Choose Fellow if you run a team, live in project management tools, and need every meeting’s action items to flow into your existing workflow. The enterprise compliance stack and cross-meeting AI agent justify the per-seat pricing for organizations.
Choose Fathom if you work solo from a desktop, want the lowest-commitment entry point, and primarily take video calls on Zoom, Meet, or Teams. The unlimited free recordings are unmatched — just know you will likely upgrade once you hit the AI summary cap.

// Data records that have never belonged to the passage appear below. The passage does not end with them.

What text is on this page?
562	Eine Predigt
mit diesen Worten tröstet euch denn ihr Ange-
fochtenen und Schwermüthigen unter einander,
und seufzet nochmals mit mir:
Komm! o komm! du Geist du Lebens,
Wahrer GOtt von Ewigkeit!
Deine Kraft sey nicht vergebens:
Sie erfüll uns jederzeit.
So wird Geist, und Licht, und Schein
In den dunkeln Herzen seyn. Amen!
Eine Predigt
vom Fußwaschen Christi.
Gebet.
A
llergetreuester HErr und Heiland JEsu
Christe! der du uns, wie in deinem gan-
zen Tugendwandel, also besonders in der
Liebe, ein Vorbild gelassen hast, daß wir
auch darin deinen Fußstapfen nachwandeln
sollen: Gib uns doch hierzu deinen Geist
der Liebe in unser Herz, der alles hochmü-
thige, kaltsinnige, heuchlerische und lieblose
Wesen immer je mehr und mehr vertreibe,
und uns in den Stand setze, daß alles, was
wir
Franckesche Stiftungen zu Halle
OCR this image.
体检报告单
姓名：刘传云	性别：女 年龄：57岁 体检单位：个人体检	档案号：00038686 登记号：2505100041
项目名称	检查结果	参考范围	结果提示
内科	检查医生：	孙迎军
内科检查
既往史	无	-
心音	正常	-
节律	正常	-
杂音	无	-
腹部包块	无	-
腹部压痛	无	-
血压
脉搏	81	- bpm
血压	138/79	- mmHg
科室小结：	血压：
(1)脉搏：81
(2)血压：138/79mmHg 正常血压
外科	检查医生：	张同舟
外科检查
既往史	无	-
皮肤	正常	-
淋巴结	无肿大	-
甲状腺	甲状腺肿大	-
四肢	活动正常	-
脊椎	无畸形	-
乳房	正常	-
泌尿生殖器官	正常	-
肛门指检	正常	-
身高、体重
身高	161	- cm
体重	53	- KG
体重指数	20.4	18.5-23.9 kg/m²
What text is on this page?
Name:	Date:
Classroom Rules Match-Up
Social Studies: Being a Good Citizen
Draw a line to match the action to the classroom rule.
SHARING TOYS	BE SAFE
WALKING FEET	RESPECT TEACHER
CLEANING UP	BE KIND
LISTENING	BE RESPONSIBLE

Choose AmyNote if you regularly meet people in person, work across multiple languages, or handle sensitive conversations where local storage and zero-training guarantees are non-negotiable. The mobile-first approach trades enterprise features for portability and privacy. Try it free for three days at amynote.app.
No single tool wins every category. The right choice depends on where you meet, how you work, and what you do with the notes afterward.